Combien de fois ai-je entendu les parties civiles d'un procès d'assises tenir un propos, face aux journalistes, signifiant, en gros, nous espérons que M. Trucmuche sera reconnu coupable du meurtre de notre regretté disparu. Quelle monstrueuse erreur de logique ! Ce qu'elles devraient souhaiter, c'est que le meurtrier de leur regretté disparu soit reconnu coupable, et donc que si M. Trucmuche est bien le coupable alors il soit reconnu comme tel. Mais le fait d'être parents de la victime ne leur donne pas un don d'enquêteurs : leur conviction sur la culpabilité de M. Trucmuche vaut la mienne, et elles n'ont pas de raison de vouloir à tout prix que ce soit lui le coupable ; qu'elles s'indignent si M. Trucmuche est condamné à une peine trop légère peut se comprendre, mais qu'elles s'indignent s'il est relaxé (donc reconnu innocent) est aberrant ; or si elles le souhaitent, c'est qu'elles souhaitent un coupable, un responsable, à tout prix, et que M. Trucmuche est sous la main.

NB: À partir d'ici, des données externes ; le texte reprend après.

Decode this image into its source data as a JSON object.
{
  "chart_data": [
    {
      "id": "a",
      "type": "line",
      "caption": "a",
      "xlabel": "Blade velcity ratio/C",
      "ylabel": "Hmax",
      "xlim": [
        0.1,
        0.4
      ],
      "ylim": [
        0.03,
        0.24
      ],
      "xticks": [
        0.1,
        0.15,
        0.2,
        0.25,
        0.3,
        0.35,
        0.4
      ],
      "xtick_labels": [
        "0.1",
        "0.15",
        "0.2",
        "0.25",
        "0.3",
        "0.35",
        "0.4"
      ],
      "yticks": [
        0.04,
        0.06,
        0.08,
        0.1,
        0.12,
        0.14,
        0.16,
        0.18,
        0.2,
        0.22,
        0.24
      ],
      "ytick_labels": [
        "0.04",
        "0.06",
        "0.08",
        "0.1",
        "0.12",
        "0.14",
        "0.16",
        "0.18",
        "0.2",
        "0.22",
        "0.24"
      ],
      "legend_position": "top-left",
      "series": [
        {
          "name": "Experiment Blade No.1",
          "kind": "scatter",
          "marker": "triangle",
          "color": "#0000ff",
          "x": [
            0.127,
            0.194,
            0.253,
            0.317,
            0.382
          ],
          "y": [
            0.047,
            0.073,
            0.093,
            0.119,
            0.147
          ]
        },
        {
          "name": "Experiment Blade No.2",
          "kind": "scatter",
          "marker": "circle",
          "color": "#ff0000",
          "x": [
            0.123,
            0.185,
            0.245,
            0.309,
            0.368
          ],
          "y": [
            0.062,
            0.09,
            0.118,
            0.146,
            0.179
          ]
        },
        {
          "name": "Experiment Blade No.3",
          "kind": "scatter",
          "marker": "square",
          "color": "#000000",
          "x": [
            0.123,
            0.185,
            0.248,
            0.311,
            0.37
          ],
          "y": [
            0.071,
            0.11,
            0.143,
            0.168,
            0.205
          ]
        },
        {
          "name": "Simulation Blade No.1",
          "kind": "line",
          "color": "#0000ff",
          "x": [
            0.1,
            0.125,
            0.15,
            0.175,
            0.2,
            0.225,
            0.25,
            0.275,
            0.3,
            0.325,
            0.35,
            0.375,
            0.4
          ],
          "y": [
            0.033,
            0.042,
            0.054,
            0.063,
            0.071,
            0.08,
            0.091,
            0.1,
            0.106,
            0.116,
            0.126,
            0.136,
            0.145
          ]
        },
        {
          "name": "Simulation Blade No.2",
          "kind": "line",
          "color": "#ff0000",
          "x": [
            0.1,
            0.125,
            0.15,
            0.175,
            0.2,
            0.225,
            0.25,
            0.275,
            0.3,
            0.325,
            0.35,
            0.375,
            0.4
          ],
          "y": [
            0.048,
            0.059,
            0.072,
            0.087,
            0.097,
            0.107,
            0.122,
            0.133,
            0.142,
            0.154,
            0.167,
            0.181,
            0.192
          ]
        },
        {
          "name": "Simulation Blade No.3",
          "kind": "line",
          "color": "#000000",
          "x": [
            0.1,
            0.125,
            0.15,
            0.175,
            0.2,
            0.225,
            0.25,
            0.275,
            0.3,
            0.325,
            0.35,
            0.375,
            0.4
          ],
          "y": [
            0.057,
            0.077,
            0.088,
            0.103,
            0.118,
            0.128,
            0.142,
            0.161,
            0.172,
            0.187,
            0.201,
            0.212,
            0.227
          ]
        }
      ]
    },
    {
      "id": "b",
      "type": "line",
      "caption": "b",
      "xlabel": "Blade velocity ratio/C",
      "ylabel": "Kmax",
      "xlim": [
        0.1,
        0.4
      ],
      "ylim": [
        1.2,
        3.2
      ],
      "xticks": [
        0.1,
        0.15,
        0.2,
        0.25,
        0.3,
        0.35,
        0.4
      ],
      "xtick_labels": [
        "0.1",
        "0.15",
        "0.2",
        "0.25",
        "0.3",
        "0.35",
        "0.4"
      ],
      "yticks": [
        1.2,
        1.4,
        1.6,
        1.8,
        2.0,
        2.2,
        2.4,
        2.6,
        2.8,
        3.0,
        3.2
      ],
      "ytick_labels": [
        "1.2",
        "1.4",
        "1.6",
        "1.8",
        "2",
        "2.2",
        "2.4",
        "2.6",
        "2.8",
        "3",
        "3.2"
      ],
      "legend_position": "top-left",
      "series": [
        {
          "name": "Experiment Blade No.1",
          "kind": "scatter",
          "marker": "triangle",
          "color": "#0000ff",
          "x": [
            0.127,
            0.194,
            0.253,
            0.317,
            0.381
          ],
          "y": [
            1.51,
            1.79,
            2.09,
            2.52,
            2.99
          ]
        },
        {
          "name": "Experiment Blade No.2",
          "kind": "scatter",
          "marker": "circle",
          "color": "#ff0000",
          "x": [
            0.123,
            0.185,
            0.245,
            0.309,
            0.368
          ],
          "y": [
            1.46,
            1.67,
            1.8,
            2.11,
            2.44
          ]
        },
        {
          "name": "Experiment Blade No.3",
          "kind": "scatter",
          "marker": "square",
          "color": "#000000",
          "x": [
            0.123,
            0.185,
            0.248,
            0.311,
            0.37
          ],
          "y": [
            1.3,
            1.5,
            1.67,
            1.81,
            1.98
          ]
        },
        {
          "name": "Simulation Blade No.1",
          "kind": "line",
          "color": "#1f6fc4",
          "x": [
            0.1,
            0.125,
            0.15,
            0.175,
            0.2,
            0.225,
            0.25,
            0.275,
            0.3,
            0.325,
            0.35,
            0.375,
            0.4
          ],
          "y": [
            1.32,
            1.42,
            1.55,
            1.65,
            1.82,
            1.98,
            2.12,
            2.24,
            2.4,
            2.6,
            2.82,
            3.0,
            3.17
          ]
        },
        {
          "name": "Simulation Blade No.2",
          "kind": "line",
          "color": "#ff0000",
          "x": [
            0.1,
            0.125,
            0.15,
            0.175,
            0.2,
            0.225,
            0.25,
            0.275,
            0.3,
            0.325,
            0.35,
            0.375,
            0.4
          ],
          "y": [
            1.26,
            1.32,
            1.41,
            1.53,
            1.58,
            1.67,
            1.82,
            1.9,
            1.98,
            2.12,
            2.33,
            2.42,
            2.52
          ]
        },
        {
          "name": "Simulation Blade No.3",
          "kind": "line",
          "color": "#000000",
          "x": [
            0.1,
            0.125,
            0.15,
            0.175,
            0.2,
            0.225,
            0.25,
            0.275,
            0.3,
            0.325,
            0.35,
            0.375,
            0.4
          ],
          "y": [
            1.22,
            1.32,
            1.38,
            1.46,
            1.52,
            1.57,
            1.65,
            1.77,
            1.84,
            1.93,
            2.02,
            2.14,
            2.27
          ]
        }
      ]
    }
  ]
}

Dans le même genre, on voit des procès pour des faits considérés comme particulièrement graves (par exemple des actes de pédophilie — ce n'est pas maintenant que je me prononcerai sur la chasse aux sorcières qui est faite dans ce domaine-là) où un argument censé renforcer la conviction quant à la culpabilité de l'accusé est justement, si vous ne le condamnez pas, vous ne faites pas justice sur quelque chose d'aussi atroce : encore cette monstrueuse erreur de logique — ce n'est pas parce qu'il y a un coupable de faits atroces que c'est ce M. Trucmuche, et la gravité des allégations ne renforce pas la probabilité que M. Trucmuche soit coupable, et s'il est innocent il est innocent et le relaxer c'est faire la justice et non laisser impuni un crime atroce.

J'ai peur que la Justice, rapidement, cesse d'être un instrument de réparation des torts pour devenir un fléau qui s'abat aléatoirement sur les têtes.